Website http://www.hadawayassociates.com

Office Phone 770-358-7861

sl1098
Lynn, I respectfully agree

Lynn,

I respectfully agree and disagree with your above comments regarding needleless connectors.   I think that we can all agree that positive displacement can be achieved by flushing technique with a negative displacement connector.   However, this is completely dependent on human intervention. 

 

The one area that I respectfully disagree on is regarding the SHEA/IDSA guidelines and positive displacement connectors.  

BII).


88-91


a.
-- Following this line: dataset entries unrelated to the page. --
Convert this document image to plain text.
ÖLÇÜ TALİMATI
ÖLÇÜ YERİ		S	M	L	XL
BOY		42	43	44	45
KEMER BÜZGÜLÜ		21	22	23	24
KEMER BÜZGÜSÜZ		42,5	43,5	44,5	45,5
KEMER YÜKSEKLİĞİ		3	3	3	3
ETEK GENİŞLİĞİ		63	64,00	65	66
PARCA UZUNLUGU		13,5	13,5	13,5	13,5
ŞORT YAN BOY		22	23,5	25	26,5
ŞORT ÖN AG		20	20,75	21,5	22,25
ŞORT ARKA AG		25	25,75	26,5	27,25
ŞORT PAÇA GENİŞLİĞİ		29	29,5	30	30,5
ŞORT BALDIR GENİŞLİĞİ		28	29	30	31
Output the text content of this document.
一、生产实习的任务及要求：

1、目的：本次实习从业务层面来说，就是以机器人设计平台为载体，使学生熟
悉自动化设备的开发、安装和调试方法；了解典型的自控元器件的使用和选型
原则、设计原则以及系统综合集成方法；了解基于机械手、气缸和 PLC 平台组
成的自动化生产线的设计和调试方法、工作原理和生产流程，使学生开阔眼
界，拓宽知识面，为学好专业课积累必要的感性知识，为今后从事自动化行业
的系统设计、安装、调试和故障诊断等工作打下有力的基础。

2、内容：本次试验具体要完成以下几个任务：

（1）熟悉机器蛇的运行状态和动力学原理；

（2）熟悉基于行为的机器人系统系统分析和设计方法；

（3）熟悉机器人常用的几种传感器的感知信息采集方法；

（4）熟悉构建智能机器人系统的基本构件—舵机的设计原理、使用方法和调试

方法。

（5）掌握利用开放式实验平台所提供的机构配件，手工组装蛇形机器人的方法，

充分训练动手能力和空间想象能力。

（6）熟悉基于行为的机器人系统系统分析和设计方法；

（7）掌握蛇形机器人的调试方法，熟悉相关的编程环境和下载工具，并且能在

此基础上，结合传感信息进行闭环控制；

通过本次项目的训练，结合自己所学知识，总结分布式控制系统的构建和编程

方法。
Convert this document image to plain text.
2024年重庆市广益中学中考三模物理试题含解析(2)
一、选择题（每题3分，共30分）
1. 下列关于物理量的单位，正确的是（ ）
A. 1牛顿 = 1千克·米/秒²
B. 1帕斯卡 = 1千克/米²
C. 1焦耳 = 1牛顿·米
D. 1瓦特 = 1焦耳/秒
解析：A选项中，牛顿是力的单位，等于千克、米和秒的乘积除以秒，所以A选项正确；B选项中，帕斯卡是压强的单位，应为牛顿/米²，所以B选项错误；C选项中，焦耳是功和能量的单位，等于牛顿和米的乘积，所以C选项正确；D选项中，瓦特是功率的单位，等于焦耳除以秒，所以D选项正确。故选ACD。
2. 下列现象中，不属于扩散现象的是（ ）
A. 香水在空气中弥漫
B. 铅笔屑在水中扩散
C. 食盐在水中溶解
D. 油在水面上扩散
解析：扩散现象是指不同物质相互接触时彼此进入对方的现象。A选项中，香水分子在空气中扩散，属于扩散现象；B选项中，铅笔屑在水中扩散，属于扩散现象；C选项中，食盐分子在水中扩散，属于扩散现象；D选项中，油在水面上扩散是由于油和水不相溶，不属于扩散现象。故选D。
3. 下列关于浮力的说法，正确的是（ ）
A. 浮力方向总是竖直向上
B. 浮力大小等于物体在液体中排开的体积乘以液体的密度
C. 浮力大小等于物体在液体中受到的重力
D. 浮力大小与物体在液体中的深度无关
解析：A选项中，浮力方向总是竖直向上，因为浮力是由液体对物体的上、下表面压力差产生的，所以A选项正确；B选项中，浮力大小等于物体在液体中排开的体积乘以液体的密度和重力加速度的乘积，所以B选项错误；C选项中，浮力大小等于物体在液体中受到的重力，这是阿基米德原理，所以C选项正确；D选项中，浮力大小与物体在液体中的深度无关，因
Routine use of the currently marketed devices that

are associated with an increased risk of CLABSI is not

recommended.

 

Not all positive displacement connectors are asccoiated with increased risk of CLABSI.  Actually, there are some positive displacement connectors that have shown reduction in CLABSI compared to split septum connectors.   Personally, I dont care if we talk about positive, negative, or neutral.   I think we all need to start looking at "Device Design"  If we really look at the literature....device design influences outcomes.   Unfortunately, for the positive displacement connector class there are a number of very poorly designed connectors.   However, not all of them fall in that category.   The same is true for every class.....positive, negative, and neutral.  

The data references on the SHEA/IDSA guidelines do not point to all positive displacement connectors.    They point to positive displacement connectors that have been involved with increases in CLASBSI.   Not all positive displacement connectors are included in this literature review.

Many facilities have experienced very good outcomes with each class of connector.   I think we need to get away from Positive, Negative, Neutral and look at device design.   My opinion is it is the device design that truly influences the outcome.   Again, this is just my opinion and I have always repected the opinions of those that have contributed to this board.  

plsysinc
CR-BSI reduction

CR-BSI reduction is complicated.  The best place to start the investigation is with the micro-organism.  It tells you a great deal.  For instance a fungal infection takes longer to occur so it may be caused at insertion but will not surface until after your 48 hour time period.  Also fake nails and chipped nail polish have been associated with fungal infections.  One issue that is often missed is the June and July is when there is a lot of hospital turnover and vacations.  While I can quote one - it would be older- it has been shown that July commonly has poorer rates than some other months.  The intraluminal fluid pathway has been identified as a nidus for infection.  With the use of the IV route of administration almost exclusively in the practice setting, it is paramount that septum disinfection and strategies to prevent wall conditioning with fibrin be instituted.  Some of these strategies can be technology such as the biopatch you are currently using and zero fluid displacment connector such as offered by RyMed technologies but thes add redundancy to nursing practice not replace nursing practice.  Prevention must include numerous actions.  The entire CR-BSI cascade must be attacked - disinfection and adhesion prevention must be the cornerstones. 

Denise Macklin 

book95
Evaluate the Cap

Karen your team is not the fault if an CLABSI happens after 48 hrs then it is care and maitenance that is causing the infection.  You need to evaluate the cap you are using and have a strong policy on flushing and swabbing!  What cap are you using?

Gwen Irwin
Insertion vs other reasons for CLABSI

Karen,

We struggled with our CVC BSI group for months about this.  I finally insisted that they run the report on the number of days from insertion that the BSI occurred.  They found that 85-89% of all CRBSIs (non-tunnelled and PICC) occurred after 7 days and they were in agreement that we needed to focus on the care and maintenance. We had 0 PICC infections occur within the 7 day time period.

We proceeded with massive education about care and maintenance and then began to show the decrease in CRBSIs.

I understand your discomfort at this time.  I would challenge them to provide information that would indicate that the CRBSIs are insertion related.